DAKAR, June 20 — The exporting of tonnes of fish oil and fish meal from Africa to China and Europe poses a serious danger to the diets of millions of Africans, the Greenpeace environmental group said yesterday.

The group, at a press conference in Dakar, said it had identified 50 factories producing fish oil and meal, mainly in Mauritania but also in other West African nations such as Senegal and The Gambia.

“Hundreds of thousands of tonnes of fish are made into meal or oil for export, to the detriment of about 40 million African men and women,” said Ibrahima Cisse of Greenpeace Africa’s oceans protection campaign.

The fish products are used in feed for poultry, pigs and other farm animals.

“Africans must be put ahead of the interests of industrial farming,” said Cisse.

Greenpeace called on West African governments “to put an end to the fish oil and meal industry, which is a real threat to the fish stocks in the region… essential to the food security of the local populations” — among the poorest in the world.

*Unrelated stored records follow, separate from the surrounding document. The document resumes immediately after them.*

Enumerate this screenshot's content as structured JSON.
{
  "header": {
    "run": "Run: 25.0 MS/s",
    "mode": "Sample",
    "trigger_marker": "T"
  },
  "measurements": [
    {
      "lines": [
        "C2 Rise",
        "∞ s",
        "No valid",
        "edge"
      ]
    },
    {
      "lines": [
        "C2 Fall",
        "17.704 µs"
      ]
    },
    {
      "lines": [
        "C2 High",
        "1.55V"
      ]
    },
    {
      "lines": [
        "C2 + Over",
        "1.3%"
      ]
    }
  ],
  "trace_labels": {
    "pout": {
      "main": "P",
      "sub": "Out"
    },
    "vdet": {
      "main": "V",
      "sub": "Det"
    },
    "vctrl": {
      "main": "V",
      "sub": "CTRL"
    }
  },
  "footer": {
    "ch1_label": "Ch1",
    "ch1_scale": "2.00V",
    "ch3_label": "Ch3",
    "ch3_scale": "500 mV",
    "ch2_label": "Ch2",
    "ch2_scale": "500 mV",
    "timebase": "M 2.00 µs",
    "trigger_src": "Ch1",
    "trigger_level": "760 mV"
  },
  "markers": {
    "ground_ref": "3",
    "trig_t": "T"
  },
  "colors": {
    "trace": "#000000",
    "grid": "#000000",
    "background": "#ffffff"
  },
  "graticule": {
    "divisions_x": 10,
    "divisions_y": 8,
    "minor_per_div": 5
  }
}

The environmental group estimated that fish represents 70 per cent of the animal protein intake of people in Senegal and 50 per cent in The Gambia.

The main species threatened by the industry are small fish such as sardinella or locally known as Bonga fish.

Local people in the Gambia are protesting against fishmeal factories destroying their environment. For over three years the Gambian government is neglecting their citizens. They are heavily bribed by Chinese factory owners who also bribe local police and village elders.

Last year, Mauritania exported “a major part” of its fish products to China, the European Union, Turkey and Vietnam, according to the report.

The fish meal from Africa produced in Senegal goes to the EU and other African nations, while much of Gambia’s exports go to the EU and Tunisia, according to Greenpeace.